Exploring Layered Unlearning in LLMs
Introduction and Background
Large Language Models (LLMs) have excelled at their ability to learn, retain, and apply vast amounts of human knowledge. However, having an AI understand data to this scale poses serious safety risks for humanity. It has become increasingly important to develop machine unlearning techniques, a process which selectively removes information that humans want LLMs to forget. Such information includes copyright text and instructions to create hazardous materials. In an ideal world, proper unlearning should make it very difficult for models to "relearn" the unlearned information. Additionally, unlearning should isolate a topic such that even if we manage to relearn a topic, we only learn this in isolation. However, in practice, current unlearning techniques are fragile and often easily bypassed through adversarial relearning. In particular, Betley et al. (2025) demonstrates that fine tuning on a single topic may elicit broad effects on multiple topics that we attempted to forget in post-training. Furthermore, Hu et al. (2025) demonstrates that current unlearning techniques may merely obfuscate the information—suppressing the model's likelihood of generating it—rather than actually unlearning it. Moreover, they show that this such information can be relearned through novel relearning attacks.
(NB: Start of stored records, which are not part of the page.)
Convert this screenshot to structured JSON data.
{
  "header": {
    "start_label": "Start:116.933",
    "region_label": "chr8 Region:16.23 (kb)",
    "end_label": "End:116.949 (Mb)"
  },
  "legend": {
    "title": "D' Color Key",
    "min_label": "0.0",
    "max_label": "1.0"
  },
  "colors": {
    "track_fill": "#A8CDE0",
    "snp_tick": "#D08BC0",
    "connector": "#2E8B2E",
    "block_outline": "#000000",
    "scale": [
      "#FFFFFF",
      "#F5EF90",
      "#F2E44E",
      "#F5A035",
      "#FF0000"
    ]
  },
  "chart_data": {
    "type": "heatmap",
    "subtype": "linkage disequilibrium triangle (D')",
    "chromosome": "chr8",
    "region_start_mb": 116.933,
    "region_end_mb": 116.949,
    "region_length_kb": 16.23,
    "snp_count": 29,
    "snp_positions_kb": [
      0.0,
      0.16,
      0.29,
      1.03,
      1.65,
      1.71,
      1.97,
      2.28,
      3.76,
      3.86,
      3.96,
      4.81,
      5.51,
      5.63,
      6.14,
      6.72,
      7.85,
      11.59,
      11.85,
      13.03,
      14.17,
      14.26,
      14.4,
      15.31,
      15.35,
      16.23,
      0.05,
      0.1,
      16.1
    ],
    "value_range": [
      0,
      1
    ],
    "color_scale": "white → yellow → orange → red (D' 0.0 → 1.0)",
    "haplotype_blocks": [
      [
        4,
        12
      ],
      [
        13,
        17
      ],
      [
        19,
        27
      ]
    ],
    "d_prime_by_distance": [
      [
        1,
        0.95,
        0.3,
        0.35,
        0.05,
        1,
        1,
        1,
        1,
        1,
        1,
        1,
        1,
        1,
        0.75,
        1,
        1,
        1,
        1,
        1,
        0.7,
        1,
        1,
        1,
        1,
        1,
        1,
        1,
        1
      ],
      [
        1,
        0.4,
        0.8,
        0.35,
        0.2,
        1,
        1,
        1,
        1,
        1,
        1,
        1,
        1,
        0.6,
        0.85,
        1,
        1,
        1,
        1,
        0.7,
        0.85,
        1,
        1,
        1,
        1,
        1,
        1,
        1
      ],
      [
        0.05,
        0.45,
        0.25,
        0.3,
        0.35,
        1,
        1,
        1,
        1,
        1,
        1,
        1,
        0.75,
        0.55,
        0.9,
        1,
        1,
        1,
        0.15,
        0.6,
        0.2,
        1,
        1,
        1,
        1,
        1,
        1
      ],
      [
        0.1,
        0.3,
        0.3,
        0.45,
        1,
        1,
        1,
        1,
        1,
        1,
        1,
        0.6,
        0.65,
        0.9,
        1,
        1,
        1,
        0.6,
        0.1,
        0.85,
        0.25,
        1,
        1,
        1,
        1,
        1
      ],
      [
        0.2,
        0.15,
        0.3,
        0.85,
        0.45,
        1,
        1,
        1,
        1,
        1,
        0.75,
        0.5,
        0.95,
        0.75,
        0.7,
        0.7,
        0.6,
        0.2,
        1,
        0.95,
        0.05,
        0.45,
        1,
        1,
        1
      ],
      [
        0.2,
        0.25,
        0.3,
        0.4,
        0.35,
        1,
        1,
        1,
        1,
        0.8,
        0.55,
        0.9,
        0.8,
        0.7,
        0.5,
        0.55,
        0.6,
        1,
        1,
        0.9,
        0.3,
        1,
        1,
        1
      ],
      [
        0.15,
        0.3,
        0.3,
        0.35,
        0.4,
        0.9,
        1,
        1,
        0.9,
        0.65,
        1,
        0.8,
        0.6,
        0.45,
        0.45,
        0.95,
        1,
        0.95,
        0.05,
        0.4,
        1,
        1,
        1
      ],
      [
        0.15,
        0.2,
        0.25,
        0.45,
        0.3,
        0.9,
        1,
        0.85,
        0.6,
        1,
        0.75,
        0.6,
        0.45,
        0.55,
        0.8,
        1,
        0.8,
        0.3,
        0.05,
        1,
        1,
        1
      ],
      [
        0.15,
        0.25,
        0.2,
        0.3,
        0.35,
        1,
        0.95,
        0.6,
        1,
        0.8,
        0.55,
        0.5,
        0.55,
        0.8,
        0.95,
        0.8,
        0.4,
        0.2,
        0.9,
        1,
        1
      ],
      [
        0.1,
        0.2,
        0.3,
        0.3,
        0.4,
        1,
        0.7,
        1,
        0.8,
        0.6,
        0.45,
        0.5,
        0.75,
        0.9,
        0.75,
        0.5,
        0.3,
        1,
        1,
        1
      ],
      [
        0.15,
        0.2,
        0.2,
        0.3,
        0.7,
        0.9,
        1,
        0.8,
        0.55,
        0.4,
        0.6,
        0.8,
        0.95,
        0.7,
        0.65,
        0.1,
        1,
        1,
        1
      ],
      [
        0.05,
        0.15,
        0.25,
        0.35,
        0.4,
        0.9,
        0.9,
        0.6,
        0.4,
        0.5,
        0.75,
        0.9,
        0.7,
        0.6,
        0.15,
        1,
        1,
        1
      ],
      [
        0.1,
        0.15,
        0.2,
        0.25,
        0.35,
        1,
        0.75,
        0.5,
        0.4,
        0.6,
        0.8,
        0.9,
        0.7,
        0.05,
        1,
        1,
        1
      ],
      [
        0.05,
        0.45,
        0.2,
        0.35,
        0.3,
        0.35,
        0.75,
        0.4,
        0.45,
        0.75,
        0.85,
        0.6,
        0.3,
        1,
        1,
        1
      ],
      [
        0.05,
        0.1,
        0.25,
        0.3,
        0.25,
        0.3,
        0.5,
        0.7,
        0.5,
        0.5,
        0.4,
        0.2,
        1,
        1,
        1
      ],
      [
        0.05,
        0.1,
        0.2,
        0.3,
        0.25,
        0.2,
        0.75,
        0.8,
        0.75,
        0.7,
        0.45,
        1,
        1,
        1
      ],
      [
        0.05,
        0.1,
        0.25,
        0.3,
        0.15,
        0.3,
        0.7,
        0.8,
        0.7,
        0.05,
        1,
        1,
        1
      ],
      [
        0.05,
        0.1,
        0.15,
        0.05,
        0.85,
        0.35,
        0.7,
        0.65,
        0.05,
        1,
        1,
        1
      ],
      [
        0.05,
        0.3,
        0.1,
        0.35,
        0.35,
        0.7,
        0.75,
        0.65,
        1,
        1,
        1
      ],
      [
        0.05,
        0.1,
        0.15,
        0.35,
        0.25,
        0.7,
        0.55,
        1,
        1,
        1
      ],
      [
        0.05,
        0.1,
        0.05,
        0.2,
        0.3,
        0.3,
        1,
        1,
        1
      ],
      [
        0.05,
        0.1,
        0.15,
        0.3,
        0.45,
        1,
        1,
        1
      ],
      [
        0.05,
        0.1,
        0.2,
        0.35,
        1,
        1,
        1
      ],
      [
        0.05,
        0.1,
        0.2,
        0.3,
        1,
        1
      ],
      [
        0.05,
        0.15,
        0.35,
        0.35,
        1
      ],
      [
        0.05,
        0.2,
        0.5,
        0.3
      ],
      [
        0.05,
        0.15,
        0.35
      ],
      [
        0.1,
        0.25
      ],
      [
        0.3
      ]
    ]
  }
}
Qian et al. (2025) introduced a novel algorithm called Layered Unlearning (LU) which tries to solve the problem of adversarial relearning. Conceptually, LU unlearns a forget data set in layers (that we will now refer to as "folds"), rather than all at once. The below image is taken from their paper, which rigorously presents the algorithm.

As a practical example, we can imagine this to be a dataset containing 3 distinct subjects: bioweapons, hacking, and personal data. We start by attempting to forget bioweapons, but try to retain hacking and personal data. In the next iteration, we add the hacking dataset to the forget set and remove it from the retain set. We repeat until we have forgotten all of the information.
Research Questions and Motivation
Weighted Layered Unlearning
One question about the LU algorithm that naturally arises is the unevenness of data unlearning. For example, we will only spend one iteration unlearning the last dataset in the sequence whereas we will spend multiple iterations unlearning the first dataset in the sequence. Moreover, for half the datasets in the sequence, we spend more time trying to retain them than unlearn them.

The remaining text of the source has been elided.